Oh, it also looks like the issue is happening on the heartbeat method too btw
Do you have some documentation on the request flow at the beginning of a step? The issue seems to happen pretty consistently at the beginning of a step. Also, would you expect any of the payloads for those requests to have the potential to be large? e.g., the payload increases as a function of the number of historic pipeline runs?
s
At the beginning - we register the task id and some metadata and start the task heartbeat
Do you know for which endpoint you are running into issues? By design we write very small pieces of data.
The heartbeat method 404 can be safely ignored
m
I can make a list of the methods that have been effected. It seems to be a range of them though. Two of them are in the original post.
Also, the extra error logging on API gateway didn't show anything illuminating, so we are adding AWS X-Ray now so that we can see the full request flow etc.

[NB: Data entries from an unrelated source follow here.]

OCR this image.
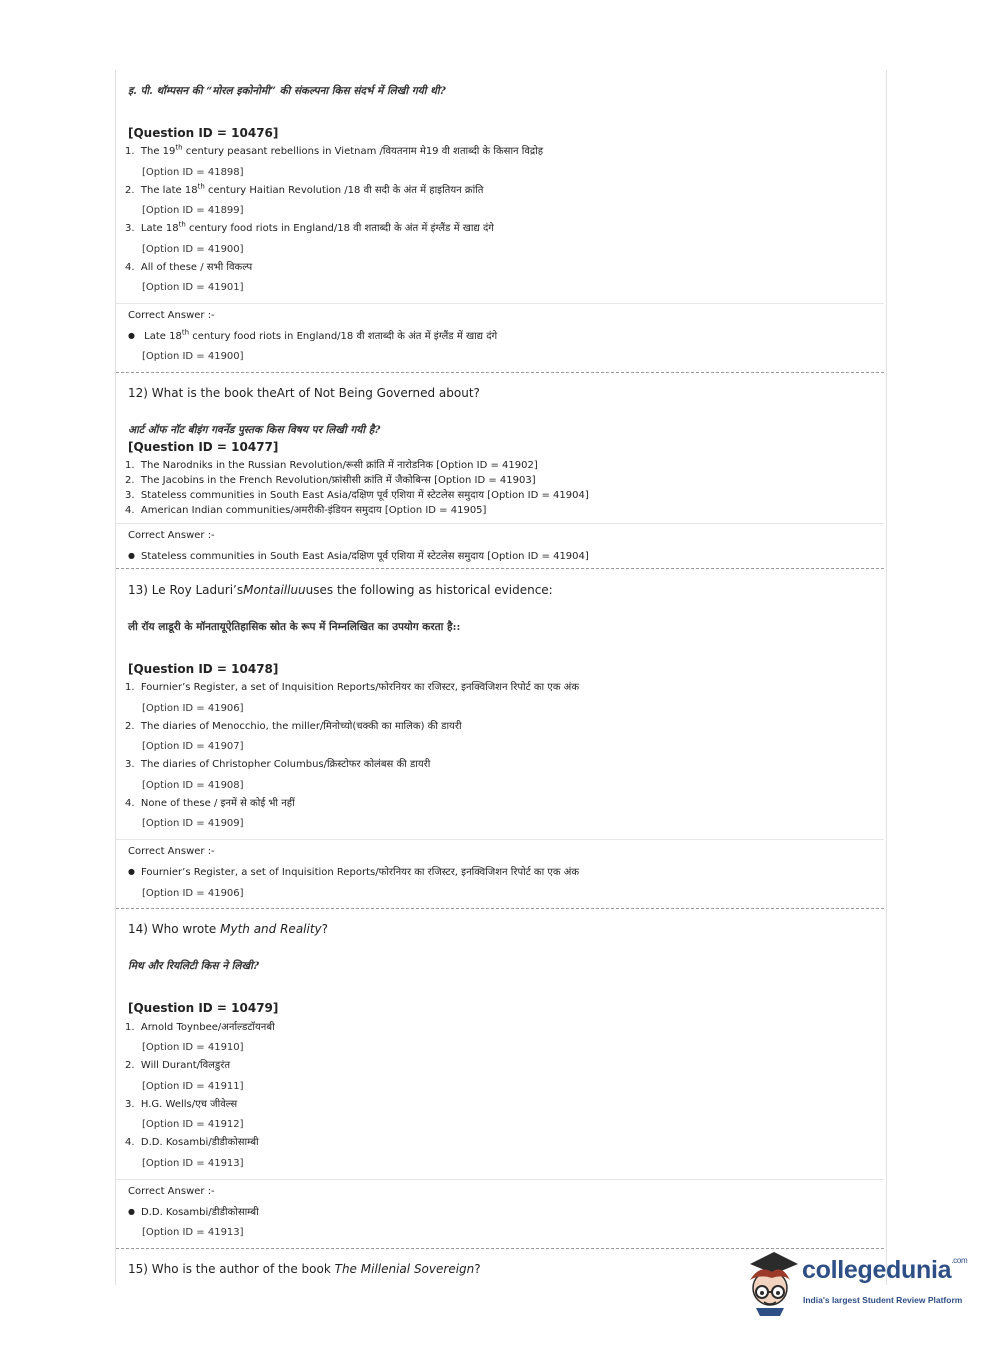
इ. पी. थॉम्पसन की “मोरल इकोनोमी” की संकल्पना किस संदर्भ में लिखी गयी थी?
[Question ID = 10476]
1. The 19th century peasant rebellions in Vietnam /वियतनाम मे19 वी शताब्दी के किसान विद्रोह
[Option ID = 41898]
2. The late 18th century Haitian Revolution /18 वी सदी के अंत में हाइतियन क्रांति
[Option ID = 41899]
3. Late 18th century food riots in England/18 वी शताब्दी के अंत में इंग्लैंड में खाद्य दंगे
[Option ID = 41900]
4. All of these / सभी विकल्प
[Option ID = 41901]
Correct Answer :-
● Late 18th century food riots in England/18 वी शताब्दी के अंत में इंग्लैंड में खाद्य दंगे
[Option ID = 41900]
12) What is the book theArt of Not Being Governed about?
आर्ट ऑफ नॉट बीइंग गवर्नेड पुस्तक किस विषय पर लिखी गयी है?
[Question ID = 10477]
1. The Narodniks in the Russian Revolution/रूसी क्रांति में नारोडनिक [Option ID = 41902]
2. The Jacobins in the French Revolution/फ्रांसीसी क्रांति में जैकोबिन्स [Option ID = 41903]
3. Stateless communities in South East Asia/दक्षिण पूर्व एशिया में स्टेटलेस समुदाय [Option ID = 41904]
4. American Indian communities/अमरीकी-इंडियन समुदाय [Option ID = 41905]
Correct Answer :-
● Stateless communities in South East Asia/दक्षिण पूर्व एशिया में स्टेटलेस समुदाय [Option ID = 41904]
13) Le Roy Laduri’sMontailluuuses the following as historical evidence:
ली रॉय लाडूरी के मॉनतायूऐतिहासिक स्रोत के रूप में निम्नलिखित का उपयोग करता है::
[Question ID = 10478]
1. Fournier’s Register, a set of Inquisition Reports/फोरनियर का रजिस्टर, इनक्विजिशन रिपोर्ट का एक अंक
[Option ID = 41906]
2. The diaries of Menocchio, the miller/मिनोच्यो(चक्की का मालिक) की डायरी
[Option ID = 41907]
3. The diaries of Christopher Columbus/क्रिस्टोफर कोलंबस की डायरी
[Option ID = 41908]
4. None of these / इनमें से कोई भी नहीं
[Option ID = 41909]
Correct Answer :-
● Fournier’s Register, a set of Inquisition Reports/फोरनियर का रजिस्टर, इनक्विजिशन रिपोर्ट का एक अंक
[Option ID = 41906]
14) Who wrote Myth and Reality?
मिथ और रियलिटी किस ने लिखी?
[Question ID = 10479]
1. Arnold Toynbee/अर्नाल्डटॉयनबी
[Option ID = 41910]
2. Will Durant/विलडुरंत
[Option ID = 41911]
3. H.G. Wells/एच जीवेल्स
[Option ID = 41912]
4. D.D. Kosambi/डीडीकोसाम्बी
[Option ID = 41913]
Correct Answer :-
● D.D. Kosambi/डीडीकोसाम्बी
[Option ID = 41913]
15) Who is the author of the book The Millenial Sovereign?	collegedunia$^{.com}$
India's largest Student Review Platform
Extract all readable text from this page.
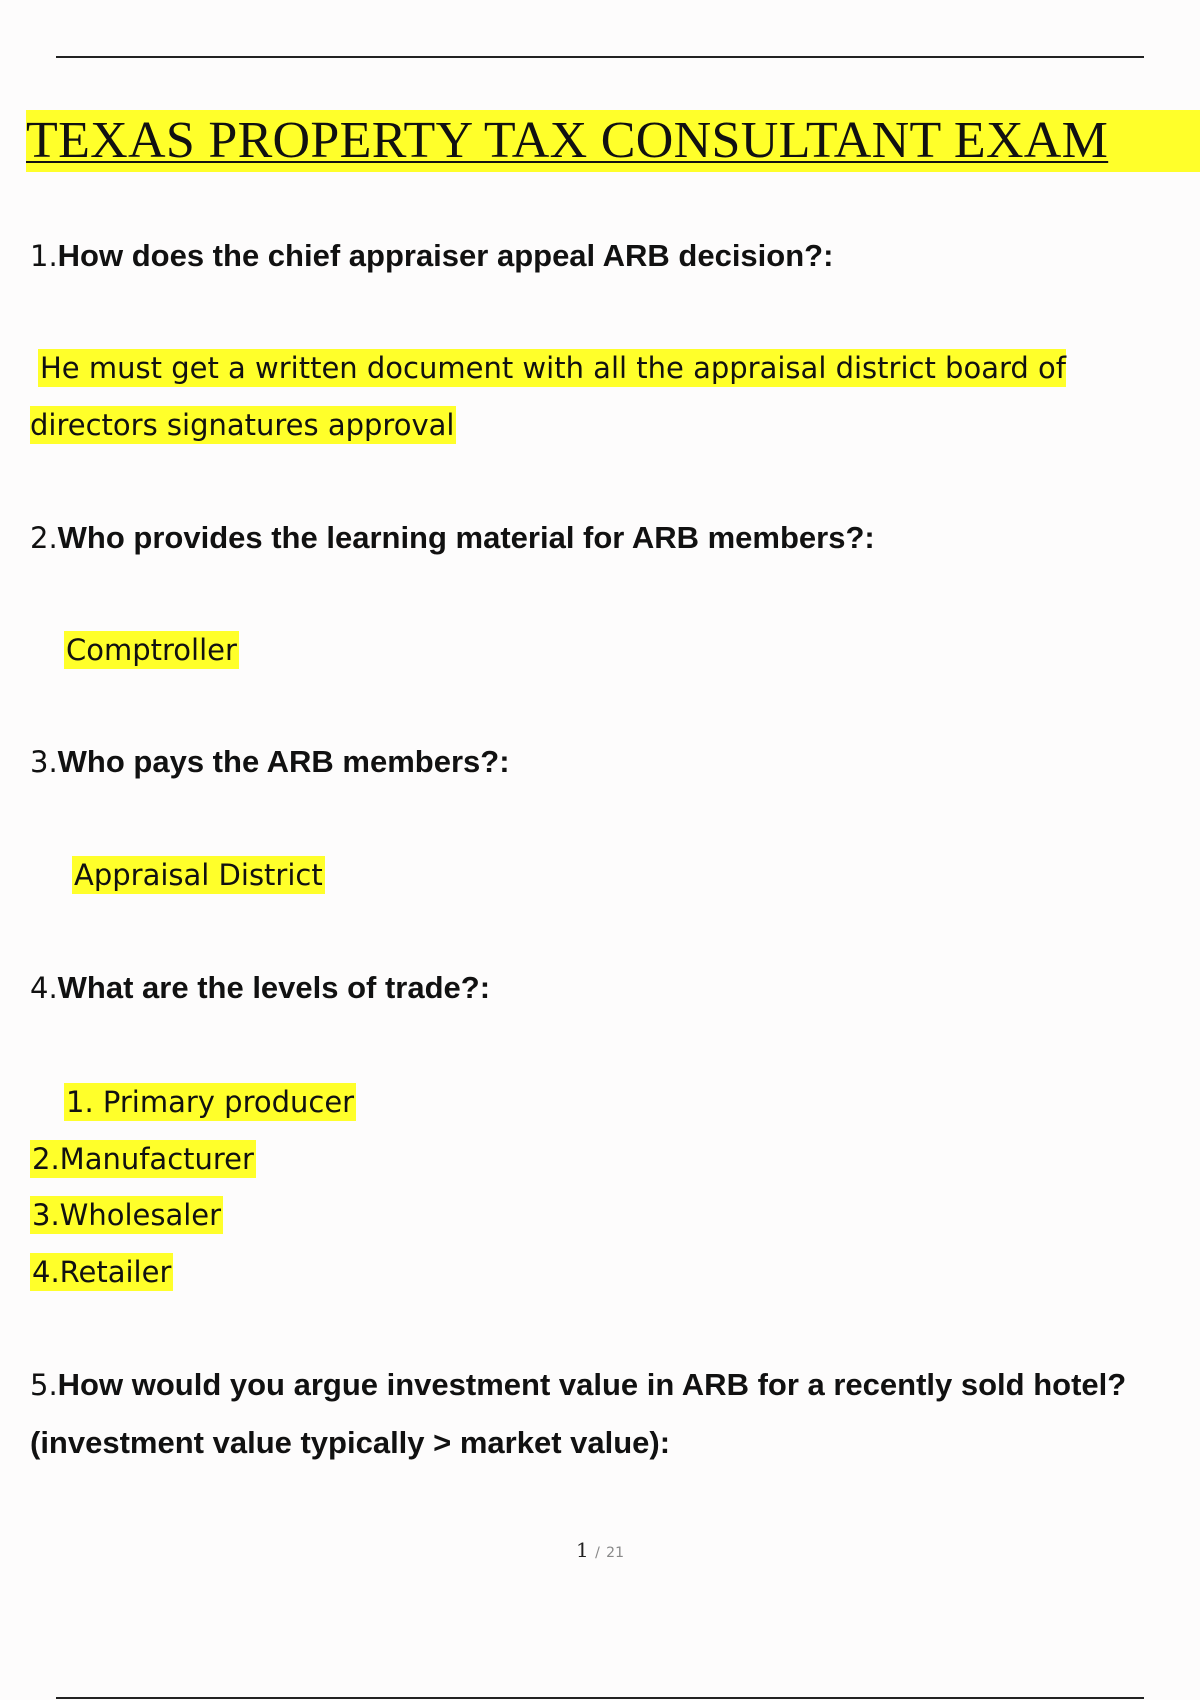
TEXAS PROPERTY TAX CONSULTANT EXAM
1.How does the chief appraiser appeal ARB decision?:
He must get a written document with all the appraisal district board of directors signatures approval
2.Who provides the learning material for ARB members?:
Comptroller
3.Who pays the ARB members?:
Appraisal District
4.What are the levels of trade?:
1. Primary producer
2.Manufacturer
3.Wholesaler
4.Retailer
5.How would you argue investment value in ARB for a recently sold hotel? (investment value typically > market value):
1 / 21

OK, so I have two more examples. The paths are as follows: •
flows/SomeFlow/runs/argo-pipeline.prod.someflow/steps/_parameters/tasks/t-1c05f3ee-param/artifact
flows/SomeOtherFlow/runs/argo-pipeline.prod.someotherflow/steps/training/tasks/t-c7c069ea/heartbeat
I find the heartbeat one odd, as presumably it does next to nothing, right? The AWS X-Ray only caught the first example in its sampling. I've not used x-ray before, but I believe it is showing (1) the request from API gateway to the metadata service was successful, but took 10 seconds and (2) the response from API gateway to the client has a 500 error. I have open an AWS support request on the second point. With regard to the first, do you know why this request would take such a long time? The CPU utilisation on the metadata service and the underlying RDS instance are pretty low at the time of the request.
s
heartbeats are what are used to paint the state in the UI
these calls are all very lightweight and shouldn't take much time - if you trace these calls - where is the time being spent?
m
Yeah, this is what I expected, which is why I found it confusing that I am getting errors on these requests too.
message has been deleted
This is the trace (shown AWS x-ray) for one of the failed heartbeats. The top row is the API gateway, while the second is the internal metadata service. It is spending 10 seconds on the heartbeat. It says the response status is ok. Oddly there is no response code, which I find suspicious. It feels to me it is not able to reach the service at all, but for some reason is showing the second request status as ok.
So it turns out it is a transient issue with AWS API gateway. One of their internal hosts was timing out, which was causing the issue. Apparently they have a 99.95% SLA on API gateway and the number of errors we were seeing was well below this threshold. Their recommendation is to add retries. We can do that internally as we are using Metaflow extensions, but those that are not will be effected by this. In particular, I note that Metaflow does not retry on this status code. Such instances will kill pipelines, unless it is on a heartbeat request, so I can imagine some will want to be able to retry in these cases.